Abdoulaye Diallo, un peintre local, voisin et ami de la chanteuse sur l'île de Ngor se souvenait dans le Parisien : "Elle me disait : "Je fais tout pour être là le 18 décembre (NDLR : date du décès de sa fille), parce qu'ici j'ai l'oxygène pour me ressourcer." Dans le livre qu'a écrit cet artiste sénégalais intitulé "Le Berger de l'île de Ngor", France Gall prenait la parole. "Nulle part ailleurs, je ne pourrais rentrer chez moi en trois minutes en pirogue. Nulle part ailleurs je ne me sentirais aussi tranquille à marcher la nuit dans le noir. Nulle part ailleurs je ne serais autant en harmonie avec la nature et ses éléments."

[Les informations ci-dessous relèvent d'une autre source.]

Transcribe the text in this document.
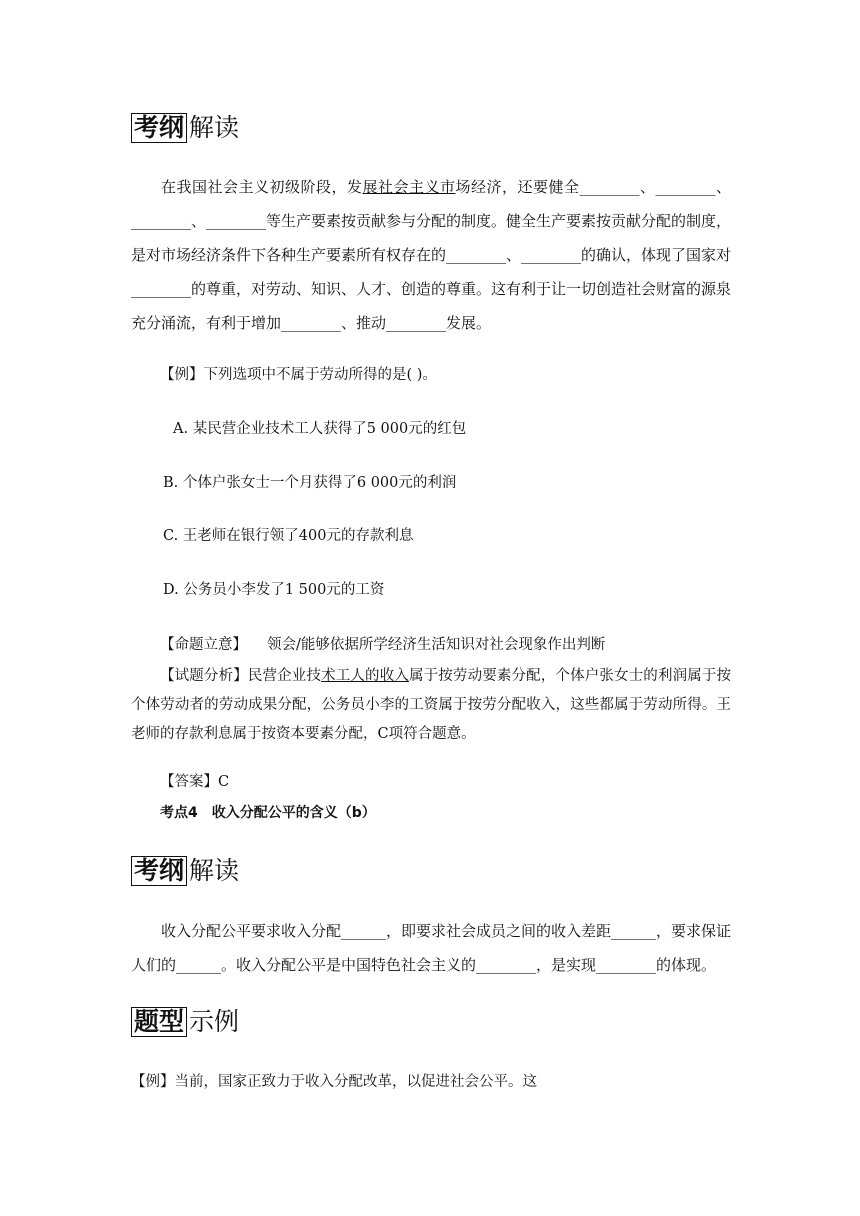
考纲 解读

在我国社会主义初级阶段，发展社会主义市场经济，还要健全________、________、________、________等生产要素按贡献参与分配的制度。健全生产要素按贡献分配的制度，是对市场经济条件下各种生产要素所有权存在的________、________的确认，体现了国家对________的尊重，对劳动、知识、人才、创造的尊重。这有利于让一切创造社会财富的源泉充分涌流，有利于增加________、推动________发展。

【例】下列选项中不属于劳动所得的是( )。
A. 某民营企业技术工人获得了5 000元的红包
B. 个体户张女士一个月获得了6 000元的利润
C. 王老师在银行领了400元的存款利息
D. 公务员小李发了1 500元的工资
【命题立意】 领会/能够依据所学经济生活知识对社会现象作出判断

【试题分析】民营企业技术工人的收入属于按劳动要素分配，个体户张女士的利润属于按个体劳动者的劳动成果分配，公务员小李的工资属于按劳分配收入，这些都属于劳动所得。王老师的存款利息属于按资本要素分配，C项符合题意。

【答案】C
考点4　收入分配公平的含义（b）
考纲 解读

收入分配公平要求收入分配______，即要求社会成员之间的收入差距______，要求保证人们的______。收入分配公平是中国特色社会主义的________，是实现________的体现。

题型 示例
【例】当前，国家正致力于收入分配改革，以促进社会公平。这
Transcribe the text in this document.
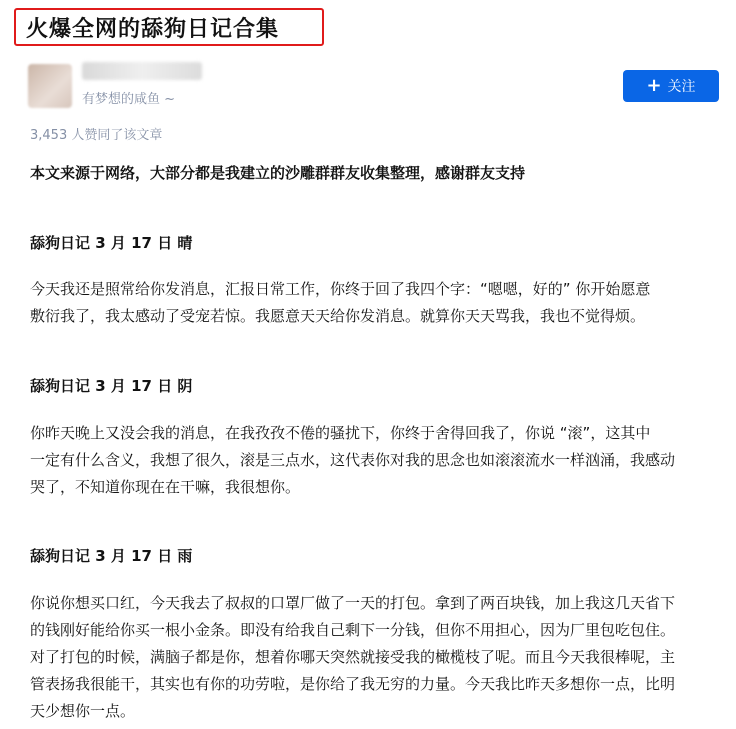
火爆全网的舔狗日记合集
有梦想的咸鱼 ~
+ 关注
3,453 人赞同了该文章
本文来源于网络，大部分都是我建立的沙雕群群友收集整理，感谢群友支持
舔狗日记 3 月 17 日 晴
今天我还是照常给你发消息，汇报日常工作，你终于回了我四个字：“嗯嗯，好的” 你开始愿意
敷衍我了，我太感动了受宠若惊。我愿意天天给你发消息。就算你天天骂我，我也不觉得烦。
舔狗日记 3 月 17 日 阴
你昨天晚上又没会我的消息，在我孜孜不倦的骚扰下，你终于舍得回我了，你说 “滚”，这其中
一定有什么含义，我想了很久，滚是三点水，这代表你对我的思念也如滚滚流水一样汹涌，我感动
哭了，不知道你现在在干嘛，我很想你。
舔狗日记 3 月 17 日 雨
你说你想买口红，今天我去了叔叔的口罩厂做了一天的打包。拿到了两百块钱，加上我这几天省下
的钱刚好能给你买一根小金条。即没有给我自己剩下一分钱，但你不用担心，因为厂里包吃包住。
对了打包的时候，满脑子都是你，想着你哪天突然就接受我的橄榄枝了呢。而且今天我很棒呢，主
管表扬我很能干，其实也有你的功劳啦，是你给了我无穷的力量。今天我比昨天多想你一点，比明
天少想你一点。
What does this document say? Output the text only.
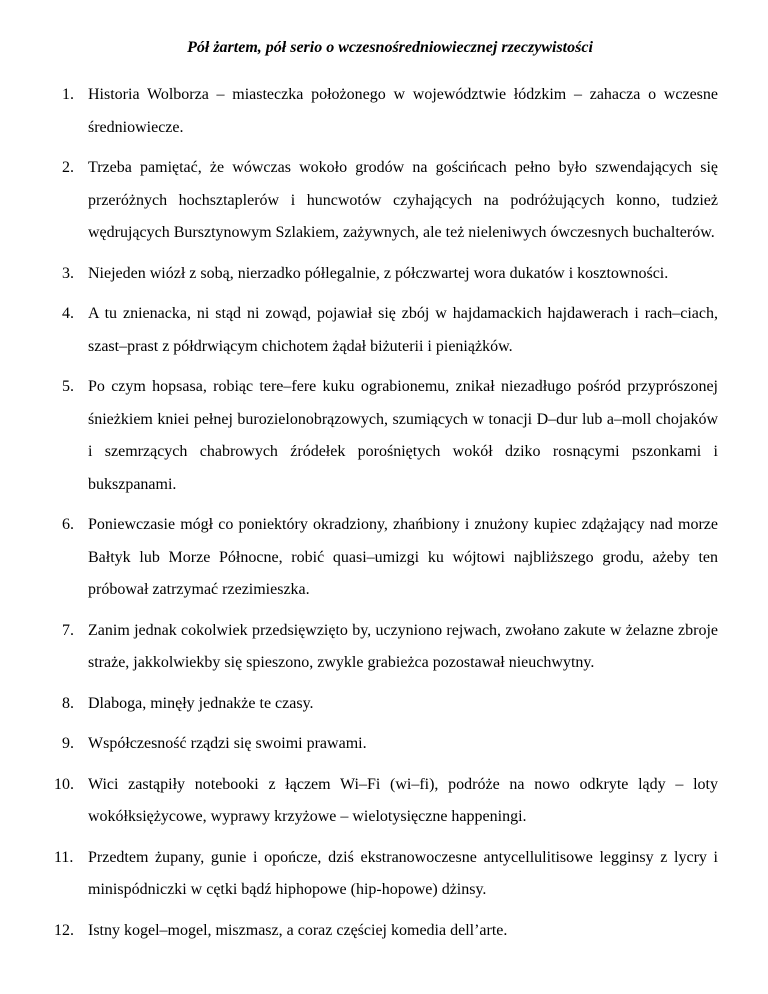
Pół żartem, pół serio o wczesnośredniowiecznej rzeczywistości
1. Historia Wolborza – miasteczka położonego w województwie łódzkim – zahacza o wczesne średniowiecze.
2. Trzeba pamiętać, że wówczas wokoło grodów na gościńcach pełno było szwendających się przeróżnych hochsztaplerów i huncwotów czyhających na podróżujących konno, tudzież wędrujących Bursztynowym Szlakiem, zażywnych, ale też nieleniwych ówczesnych buchalterów.
3. Niejeden wiózł z sobą, nierzadko półlegalnie, z półczwartej wora dukatów i kosztowności.
4. A tu znienacka, ni stąd ni zowąd, pojawiał się zbój w hajdamackich hajdawerach i rach–ciach, szast–prast z półdrwiącym chichotem żądał biżuterii i pieniążków.
5. Po czym hopsasa, robiąc tere–fere kuku ograbionemu, znikał niezadługo pośród przyprószonej śnieżkiem kniei pełnej burozielonobrązowych, szumiących w tonacji D–dur lub a–moll chojaków i szemrzących chabrowych źródełek porośniętych wokół dziko rosnącymi pszonkami i bukszpanami.
6. Poniewczasie mógł co poniektóry okradziony, zhańbiony i znużony kupiec zdążający nad morze Bałtyk lub Morze Północne, robić quasi–umizgi ku wójtowi najbliższego grodu, ażeby ten próbował zatrzymać rzezimieszka.
7. Zanim jednak cokolwiek przedsięwzięto by, uczyniono rejwach, zwołano zakute w żelazne zbroje straże, jakkolwiekby się spieszono, zwykle grabieżca pozostawał nieuchwytny.
8. Dlaboga, minęły jednakże te czasy.
9. Współczesność rządzi się swoimi prawami.
10. Wici zastąpiły notebooki z łączem Wi–Fi (wi–fi), podróże na nowo odkryte lądy – loty wokółksiężycowe, wyprawy krzyżowe – wielotysięczne happeningi.
11. Przedtem żupany, gunie i opończe, dziś ekstranowoczesne antycellulitisowe legginsy z lycry i minispódniczki w cętki bądź hiphopowe (hip-hopowe) dżinsy.
12. Istny kogel–mogel, miszmasz, a coraz częściej komedia dell’arte.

Dans ce havre de paix, la chanteuse prenait son temps. "Quand elle était jeune, elle partait parfois en mer avec nous", se souvenait en 2018 dans Le Monde Samba Diop, un pêcheur du village. Souvent, elle arpentait la plage, nus pieds, longeant les pirogues. Et parfois, elle s'arrêtait sur un petit banc de pierre faisant face à la mer, observant l'horizon qu'elle contemplait aussi depuis son jardin. Interrogé par Le Parisien en 2018, Alassane Koné, le gardien de sa maison depuis 2010 souligne qu'elle "prenait aussi soin d'animaux qu'elle recueillait, Elle aimait particulièrement les chatons". Il ajoute qu'elle s'occupait aussi beaucoup de son jardin, elle désherbait... "C'était Madame Propre" conclut-il.
Plus de six ans après sa mort, qu'est devenu cette maison ? A-t-elle été abandonnée ou vendue ? "Pas du tout", répond à Purepeople Alassane Samb, un habitant de l'île qui gère Yaadikoone une fondation pour l'enfance et la nature et qui connaissait bien la chanteuse. "La maison est toujours là et elle n'a pas été vendue. Raphaël, le fils de France, est même venu y passer quelques jours avec des amis durant l'été 2023. Le Sénégal, c'était le pays de sa mère" conclut cet homme qui précise que France possédait même une deuxième maison dans l'île, ainsi qu'un restaurant, à Dakar. Un petit établissement en bois, sans chichi, qu'elle avait monté à l'époque. Le No Flaye Beach existe encore, on y sert des poissons, des crustacés... et toujours des crêpes, comme au temps où la chanteuse l'avait monté. Comme un petit goût de France.